The noisiness of the lambs

Barbara Pearl Houten calls it the silence of the lambs, which is catchy, but not entirely accurate. But it is done in a good cause — saving lives.

Not human lives — nine animal lives. As a vegan, Houten, 67, sees a life as a life. She believes in the universal desire of every being to live and to be free.

Barbara Pearl Houten and her late son, Jason

Speaking of her late son Jason, she said, “I raised him to be a vegetarian, and when he came home after his first term at Antioch, he was vegan. So the student was the teacher.” Houten has been vegan ever since.

She was referring to Antioch College, a well-known very liberal arts college in Yellow Springs, Ohio, known as a bastion of blue liberalism in an otherwise red sea of Trump supporters, says native and resident Dave Chappelle. Yes, the comedian.

Antioch is so woke it never sleeps.
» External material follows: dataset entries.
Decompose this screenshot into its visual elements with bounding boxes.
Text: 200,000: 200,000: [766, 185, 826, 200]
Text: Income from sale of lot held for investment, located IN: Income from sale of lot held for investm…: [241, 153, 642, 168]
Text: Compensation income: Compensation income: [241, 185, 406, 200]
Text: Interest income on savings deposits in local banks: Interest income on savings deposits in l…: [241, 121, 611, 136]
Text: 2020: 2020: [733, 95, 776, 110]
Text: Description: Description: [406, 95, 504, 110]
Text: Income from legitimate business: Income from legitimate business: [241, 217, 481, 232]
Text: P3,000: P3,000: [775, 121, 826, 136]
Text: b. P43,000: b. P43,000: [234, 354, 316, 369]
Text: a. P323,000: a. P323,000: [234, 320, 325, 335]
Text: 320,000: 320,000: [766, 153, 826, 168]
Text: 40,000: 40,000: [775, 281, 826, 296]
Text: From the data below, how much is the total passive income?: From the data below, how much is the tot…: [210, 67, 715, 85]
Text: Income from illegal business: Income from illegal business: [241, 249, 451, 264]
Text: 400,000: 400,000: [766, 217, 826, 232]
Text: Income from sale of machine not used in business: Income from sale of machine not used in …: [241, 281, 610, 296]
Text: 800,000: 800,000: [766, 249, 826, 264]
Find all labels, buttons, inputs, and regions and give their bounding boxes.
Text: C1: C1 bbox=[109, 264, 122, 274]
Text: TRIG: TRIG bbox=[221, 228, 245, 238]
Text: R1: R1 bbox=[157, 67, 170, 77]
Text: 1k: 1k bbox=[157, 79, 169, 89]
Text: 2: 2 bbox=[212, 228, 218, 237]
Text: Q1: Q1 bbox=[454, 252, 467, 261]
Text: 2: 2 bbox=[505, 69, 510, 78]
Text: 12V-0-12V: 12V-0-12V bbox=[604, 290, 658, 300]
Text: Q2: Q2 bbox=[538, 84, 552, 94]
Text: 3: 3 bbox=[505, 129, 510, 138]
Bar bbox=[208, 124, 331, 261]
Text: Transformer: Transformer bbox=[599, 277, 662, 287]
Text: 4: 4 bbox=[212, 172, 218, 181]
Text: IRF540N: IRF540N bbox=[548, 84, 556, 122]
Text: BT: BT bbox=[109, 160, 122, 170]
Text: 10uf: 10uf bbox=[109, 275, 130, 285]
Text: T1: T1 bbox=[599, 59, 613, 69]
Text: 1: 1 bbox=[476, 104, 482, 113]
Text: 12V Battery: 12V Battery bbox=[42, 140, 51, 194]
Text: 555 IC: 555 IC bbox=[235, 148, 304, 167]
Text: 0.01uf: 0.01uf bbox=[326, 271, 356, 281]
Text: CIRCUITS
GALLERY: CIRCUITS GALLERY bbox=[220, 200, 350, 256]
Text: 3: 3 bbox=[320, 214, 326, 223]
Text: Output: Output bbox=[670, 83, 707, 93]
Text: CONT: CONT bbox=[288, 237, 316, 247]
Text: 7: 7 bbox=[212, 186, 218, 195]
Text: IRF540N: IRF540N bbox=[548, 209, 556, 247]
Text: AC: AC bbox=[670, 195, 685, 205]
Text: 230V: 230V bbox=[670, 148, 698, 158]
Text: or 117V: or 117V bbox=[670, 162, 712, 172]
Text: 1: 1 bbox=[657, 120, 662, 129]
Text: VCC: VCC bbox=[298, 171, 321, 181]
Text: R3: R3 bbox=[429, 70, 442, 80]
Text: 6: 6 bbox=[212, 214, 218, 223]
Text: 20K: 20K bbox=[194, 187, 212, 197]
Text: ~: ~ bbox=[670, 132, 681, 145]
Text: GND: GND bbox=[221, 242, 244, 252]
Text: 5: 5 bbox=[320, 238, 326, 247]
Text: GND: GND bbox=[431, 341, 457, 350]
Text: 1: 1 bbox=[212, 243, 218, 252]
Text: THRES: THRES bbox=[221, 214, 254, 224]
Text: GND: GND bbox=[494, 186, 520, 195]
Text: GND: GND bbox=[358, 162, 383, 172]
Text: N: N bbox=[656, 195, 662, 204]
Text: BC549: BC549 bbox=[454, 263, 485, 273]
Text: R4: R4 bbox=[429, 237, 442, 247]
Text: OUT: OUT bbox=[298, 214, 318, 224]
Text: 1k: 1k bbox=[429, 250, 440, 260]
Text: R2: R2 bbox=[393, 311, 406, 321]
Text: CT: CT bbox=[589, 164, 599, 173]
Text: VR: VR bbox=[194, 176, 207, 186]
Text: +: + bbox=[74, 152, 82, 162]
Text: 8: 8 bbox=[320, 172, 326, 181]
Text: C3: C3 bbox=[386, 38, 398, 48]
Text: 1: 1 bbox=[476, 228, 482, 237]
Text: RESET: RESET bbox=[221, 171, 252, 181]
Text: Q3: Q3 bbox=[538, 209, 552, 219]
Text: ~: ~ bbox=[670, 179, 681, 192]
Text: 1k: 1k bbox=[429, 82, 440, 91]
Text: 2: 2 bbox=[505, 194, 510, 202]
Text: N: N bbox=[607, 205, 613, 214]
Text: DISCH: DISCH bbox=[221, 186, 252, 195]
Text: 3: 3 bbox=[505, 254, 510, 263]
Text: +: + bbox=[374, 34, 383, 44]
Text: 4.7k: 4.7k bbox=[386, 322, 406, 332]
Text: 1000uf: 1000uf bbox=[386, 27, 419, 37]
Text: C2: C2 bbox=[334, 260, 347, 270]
It is the last place you would imagine to be on the wrong side of a controversy over the humane treatment of animals, but there it is. 

Center City resident Houten wants Antioch to straighten out, and she is not alone.

Here’s the controversy: For the past few years the college has used lambs to “mow” its lawn. The lambs are quiet, they don’t give off noxious exhaust fumes, they present a pleasant, pastoral air to the campus. They are adorable lawn mowers.

At the end of the grass growing season, in October, Antioch slaughters its lamb lawn mowers and feeds them to the students in the dining hall.

How’s that for gratitude?

It is repugnant to Houten, to PETA and others who see it almost like eating a pet. An online petition that says Antioch is teaching that living things are disposable has gathered almost 80,000 signatures, asking the lambs be spared. Houten asks you to sign it. 

Houten wrote to the president of Antioch asking for commutation of the mutton death sentence, saying she would find a sanctuary for them. She pleaded to save the lambs as a memorial to her son, who died at 23 in a 2002 automobile crash. “He would not condone this, he would condemn this,” she told me. 

“The death of a child is catastrophic,” Houten said. “I have never found a way to honor my son’s memory,” and she said this is something he would have liked. “I beseech you to cease this cruel and misguided tradition at the college under the guise of sustainability,” she wrote to Antioch College President Thomas Manley. 

In a separate letter to Manley, PETA President Ingrid Newkirk said the college prides itself on being progressive, but “the school is putting its students on a path to insensitivity.”

PETA offered to pay all costs of getting the lambs to a sanctuary and would “donate the same amount of food that the lambs would have provided in the form of healthy vegan meat for the students.” (The “meat’ would be plant-based, of course.) 

PETA has not received a reply, said PETA senior strategist Faith Robinson, who in a phone interview stressed that eating meat is not healthy.  

I reached out to Antioch for comment, and to find out how long the lambs would be on Death Row. A spokesman responded with an email that directed me to other sources, said the animals were sheep, not lambs, told me sheep have been deployed since 2014, but declined to reveal “when the sheep will be removed from our pasture out of an abundance of caution with regard to the safety of our community and others.”

In a generic, two-page news release, Antioch spent considerable time attacking Dr. David Nibert, a Yellow Springs resident who teaches sociology at another university and who stirred up the controversy, said Antioch.

From online research, I learned the college sees the use of the lambs as part of education on its own organic farm. Students get practical experience in sustainable and ecologically appropriate agriculture as they grow vegetables.

The thing is, lambs aren’t carrots or peas or lettuce. 

They are friendly, they are cute and they have friends.  

Antioch has not heard the last of this.